Angesichts dieser optisch spektakulären Ereignisse geraten ökonomische Entwicklungen und politische Entscheidungen von historischer Tragweite leicht in den Hintergrund. Im Jahr 1997 sind dies zum einen die schwere Wirtschafts- und Finanzkrise in den lange als Vorbild für effizientes Wirtschaften gefeierten südostasiatischen »Tigerstaaten«, deren Probleme im Zeitalter der Globalisierung der Märkte auch die Europäer und US-Amerikaner beunruhigen müssen, zum anderen die Beschlüsse der Europäischen Union und der NATO, konkrete Beitrittsverhandlungen mit mehreren früheren Ostblockstaaten aufzunehmen.
Krisenherd Balkan
Krisenherd in Europa bleibt im achten Jahr nach dem Zusammenbruch des Warschauer Pakts der früher nur bedingt zum sowjetischen Machtbereich gehörende Balkan. Die Opposition in Serbien setzt mit Massendemonstrationen, die sich über die Wintermonate 1996/97 hinziehen, die Anerkennung ihrer Erfolge bei Kommunalwahlen durch, so dass im Februar Zoran Djindjic zum ersten nichtkommunistischen Bürgermeister der Hauptstadt Belgrad gewählt wird; da das Oppositionsbündnis auseinanderbricht, bleibt er jedoch nur ein halbes Jahr im Amt. In Albanien, das sich vor dem Zusammenbruch des kommunistischen Systems 1989/90 an der Volksrepublik China orientierte, kommt es zu schweren Unruhen, als durch die Pleite betrügerischer Kapitalanlagegesellschaften etwa 300 000 Kleinsparer ihr Geld verlieren.

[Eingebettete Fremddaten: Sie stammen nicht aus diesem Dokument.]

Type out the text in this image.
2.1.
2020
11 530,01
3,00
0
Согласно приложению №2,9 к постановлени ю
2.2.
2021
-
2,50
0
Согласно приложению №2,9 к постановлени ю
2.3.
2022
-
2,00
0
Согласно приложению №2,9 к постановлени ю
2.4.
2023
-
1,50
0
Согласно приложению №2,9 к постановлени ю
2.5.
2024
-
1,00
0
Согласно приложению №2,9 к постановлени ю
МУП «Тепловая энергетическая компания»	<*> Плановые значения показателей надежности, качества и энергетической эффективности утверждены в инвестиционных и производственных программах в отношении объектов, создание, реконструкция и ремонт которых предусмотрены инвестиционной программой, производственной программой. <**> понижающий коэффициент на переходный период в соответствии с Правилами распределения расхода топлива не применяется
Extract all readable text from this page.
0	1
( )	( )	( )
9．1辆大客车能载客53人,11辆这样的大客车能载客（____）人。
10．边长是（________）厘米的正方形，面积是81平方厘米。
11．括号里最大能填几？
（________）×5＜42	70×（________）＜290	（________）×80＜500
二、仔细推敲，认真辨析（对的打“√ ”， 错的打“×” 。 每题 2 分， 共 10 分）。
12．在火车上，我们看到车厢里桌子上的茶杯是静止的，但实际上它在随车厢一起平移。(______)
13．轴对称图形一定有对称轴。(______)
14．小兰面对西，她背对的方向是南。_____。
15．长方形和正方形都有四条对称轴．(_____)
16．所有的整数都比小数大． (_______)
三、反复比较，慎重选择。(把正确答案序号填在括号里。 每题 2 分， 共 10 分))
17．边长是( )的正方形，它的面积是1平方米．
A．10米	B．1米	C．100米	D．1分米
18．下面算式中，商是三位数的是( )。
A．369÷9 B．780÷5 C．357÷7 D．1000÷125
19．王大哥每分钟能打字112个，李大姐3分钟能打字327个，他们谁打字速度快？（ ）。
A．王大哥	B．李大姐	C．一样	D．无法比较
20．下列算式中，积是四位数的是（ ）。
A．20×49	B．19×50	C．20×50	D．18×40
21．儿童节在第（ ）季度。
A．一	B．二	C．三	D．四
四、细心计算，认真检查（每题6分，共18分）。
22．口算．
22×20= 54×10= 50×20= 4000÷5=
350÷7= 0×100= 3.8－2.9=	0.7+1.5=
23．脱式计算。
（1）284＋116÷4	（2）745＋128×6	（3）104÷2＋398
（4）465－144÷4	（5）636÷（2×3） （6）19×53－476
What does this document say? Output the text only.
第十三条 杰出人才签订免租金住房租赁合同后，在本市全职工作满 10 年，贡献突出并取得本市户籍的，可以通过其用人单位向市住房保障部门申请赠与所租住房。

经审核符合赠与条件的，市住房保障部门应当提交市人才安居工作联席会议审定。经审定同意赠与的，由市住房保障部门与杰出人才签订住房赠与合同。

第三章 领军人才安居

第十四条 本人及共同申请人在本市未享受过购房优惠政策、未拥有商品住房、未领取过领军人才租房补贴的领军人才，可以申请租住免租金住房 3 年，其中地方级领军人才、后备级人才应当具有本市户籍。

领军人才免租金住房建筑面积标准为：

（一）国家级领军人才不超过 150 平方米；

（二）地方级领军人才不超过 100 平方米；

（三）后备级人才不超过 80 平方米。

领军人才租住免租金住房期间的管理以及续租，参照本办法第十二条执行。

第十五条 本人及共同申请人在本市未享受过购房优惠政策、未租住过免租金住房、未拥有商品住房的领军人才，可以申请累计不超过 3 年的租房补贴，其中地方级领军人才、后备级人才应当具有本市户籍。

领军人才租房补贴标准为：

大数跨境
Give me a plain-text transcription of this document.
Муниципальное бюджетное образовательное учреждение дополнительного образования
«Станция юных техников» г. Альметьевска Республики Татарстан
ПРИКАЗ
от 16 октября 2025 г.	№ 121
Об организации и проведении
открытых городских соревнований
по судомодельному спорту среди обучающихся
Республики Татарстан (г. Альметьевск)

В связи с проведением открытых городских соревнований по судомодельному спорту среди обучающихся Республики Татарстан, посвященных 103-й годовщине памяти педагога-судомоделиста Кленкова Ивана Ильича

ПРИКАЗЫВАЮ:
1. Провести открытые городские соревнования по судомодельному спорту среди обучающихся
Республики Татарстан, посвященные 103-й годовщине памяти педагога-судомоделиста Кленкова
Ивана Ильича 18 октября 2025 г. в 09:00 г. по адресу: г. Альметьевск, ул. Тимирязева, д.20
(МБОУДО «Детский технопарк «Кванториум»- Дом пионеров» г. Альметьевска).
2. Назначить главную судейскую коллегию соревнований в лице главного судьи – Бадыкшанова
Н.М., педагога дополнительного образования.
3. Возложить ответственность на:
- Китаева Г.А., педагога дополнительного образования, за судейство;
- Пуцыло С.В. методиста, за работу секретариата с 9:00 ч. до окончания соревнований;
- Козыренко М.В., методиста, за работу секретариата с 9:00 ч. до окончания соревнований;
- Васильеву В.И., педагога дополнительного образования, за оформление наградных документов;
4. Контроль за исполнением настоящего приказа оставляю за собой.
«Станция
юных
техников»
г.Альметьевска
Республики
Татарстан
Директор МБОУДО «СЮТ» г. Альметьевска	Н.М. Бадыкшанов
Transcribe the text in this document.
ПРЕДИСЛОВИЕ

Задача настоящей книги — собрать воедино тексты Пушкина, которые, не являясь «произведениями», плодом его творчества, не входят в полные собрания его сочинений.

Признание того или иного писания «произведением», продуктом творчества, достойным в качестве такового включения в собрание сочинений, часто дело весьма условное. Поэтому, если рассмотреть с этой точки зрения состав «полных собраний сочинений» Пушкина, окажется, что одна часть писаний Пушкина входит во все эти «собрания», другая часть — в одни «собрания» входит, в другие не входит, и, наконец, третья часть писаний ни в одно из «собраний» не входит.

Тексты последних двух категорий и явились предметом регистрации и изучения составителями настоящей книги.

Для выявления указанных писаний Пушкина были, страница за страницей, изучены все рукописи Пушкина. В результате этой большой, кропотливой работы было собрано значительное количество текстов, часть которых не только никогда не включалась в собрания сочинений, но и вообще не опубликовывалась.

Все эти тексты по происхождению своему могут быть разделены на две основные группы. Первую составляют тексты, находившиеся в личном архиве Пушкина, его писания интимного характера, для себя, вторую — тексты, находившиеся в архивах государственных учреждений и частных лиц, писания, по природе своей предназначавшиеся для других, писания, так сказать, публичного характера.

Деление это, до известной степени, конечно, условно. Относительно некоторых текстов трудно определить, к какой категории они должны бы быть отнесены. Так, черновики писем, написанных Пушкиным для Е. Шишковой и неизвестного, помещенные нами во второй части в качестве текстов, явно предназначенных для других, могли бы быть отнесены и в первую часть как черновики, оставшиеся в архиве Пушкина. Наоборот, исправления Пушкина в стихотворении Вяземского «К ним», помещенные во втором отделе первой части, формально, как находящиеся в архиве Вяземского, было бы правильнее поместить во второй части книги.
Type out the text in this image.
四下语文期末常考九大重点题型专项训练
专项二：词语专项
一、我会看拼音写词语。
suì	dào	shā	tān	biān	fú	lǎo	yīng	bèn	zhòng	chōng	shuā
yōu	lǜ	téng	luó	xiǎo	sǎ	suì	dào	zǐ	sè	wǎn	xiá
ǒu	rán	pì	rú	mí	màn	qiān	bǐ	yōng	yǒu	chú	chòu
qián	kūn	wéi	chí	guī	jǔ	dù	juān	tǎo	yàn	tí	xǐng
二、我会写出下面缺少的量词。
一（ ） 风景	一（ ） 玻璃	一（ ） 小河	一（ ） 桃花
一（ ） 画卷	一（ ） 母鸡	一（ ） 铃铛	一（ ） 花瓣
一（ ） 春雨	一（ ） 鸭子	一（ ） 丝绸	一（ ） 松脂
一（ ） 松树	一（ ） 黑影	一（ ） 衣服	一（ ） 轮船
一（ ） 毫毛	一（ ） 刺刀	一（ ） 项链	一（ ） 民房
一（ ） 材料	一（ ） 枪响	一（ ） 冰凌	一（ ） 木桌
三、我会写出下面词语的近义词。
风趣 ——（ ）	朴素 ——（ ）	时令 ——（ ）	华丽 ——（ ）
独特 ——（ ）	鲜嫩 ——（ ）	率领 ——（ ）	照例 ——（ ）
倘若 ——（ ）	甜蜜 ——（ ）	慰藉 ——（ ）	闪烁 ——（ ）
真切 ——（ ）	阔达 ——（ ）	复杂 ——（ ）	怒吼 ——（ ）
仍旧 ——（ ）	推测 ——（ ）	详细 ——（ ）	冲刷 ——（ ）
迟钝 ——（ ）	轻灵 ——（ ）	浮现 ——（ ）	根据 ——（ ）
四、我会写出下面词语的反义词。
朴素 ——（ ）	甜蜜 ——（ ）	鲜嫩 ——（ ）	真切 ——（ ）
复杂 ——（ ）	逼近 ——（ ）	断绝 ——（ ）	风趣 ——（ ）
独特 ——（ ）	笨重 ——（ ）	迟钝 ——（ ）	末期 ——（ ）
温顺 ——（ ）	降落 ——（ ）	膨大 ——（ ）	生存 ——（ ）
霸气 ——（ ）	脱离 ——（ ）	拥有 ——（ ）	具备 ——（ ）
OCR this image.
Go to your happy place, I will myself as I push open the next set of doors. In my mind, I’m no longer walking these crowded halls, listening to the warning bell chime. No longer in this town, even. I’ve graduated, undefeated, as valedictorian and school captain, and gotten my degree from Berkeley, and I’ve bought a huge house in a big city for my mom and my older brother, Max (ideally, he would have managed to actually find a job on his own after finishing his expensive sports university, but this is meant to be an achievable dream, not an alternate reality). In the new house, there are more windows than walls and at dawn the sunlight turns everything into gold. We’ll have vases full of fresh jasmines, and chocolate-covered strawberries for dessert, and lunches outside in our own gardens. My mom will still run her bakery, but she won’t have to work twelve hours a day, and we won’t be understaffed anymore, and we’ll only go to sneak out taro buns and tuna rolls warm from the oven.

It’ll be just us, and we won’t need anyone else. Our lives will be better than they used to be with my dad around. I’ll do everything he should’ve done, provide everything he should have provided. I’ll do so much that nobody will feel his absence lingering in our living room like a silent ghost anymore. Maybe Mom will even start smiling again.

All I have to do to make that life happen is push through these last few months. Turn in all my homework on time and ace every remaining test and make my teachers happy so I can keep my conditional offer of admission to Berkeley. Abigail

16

Wahlsiege der Linken in Westeuropa
In ruhigen Bahnen verläuft der Wechsel der Regierungsmacht in Großbritannien und Frankreich: Der charismatische Tony Blair, der seine Labour Party auf einen pragmatischen Kurs gebracht hat, feiert bei den Unterhauswahlen im Mai einen grandiosen Erfolg und beendet die seit 18 Jahren andauernde Herrschaft der Konservativen. Im Monat darauf geben die Franzosen dem Sozialisten Lionel Jospin, der eher für eine traditionelle Linksposition steht, das Mandat für die Bildung einer Regierung, die in Kohabitation mit dem konservativen Staatspräsidenten Jacques Chirac die Geschicke des Landes lenken soll.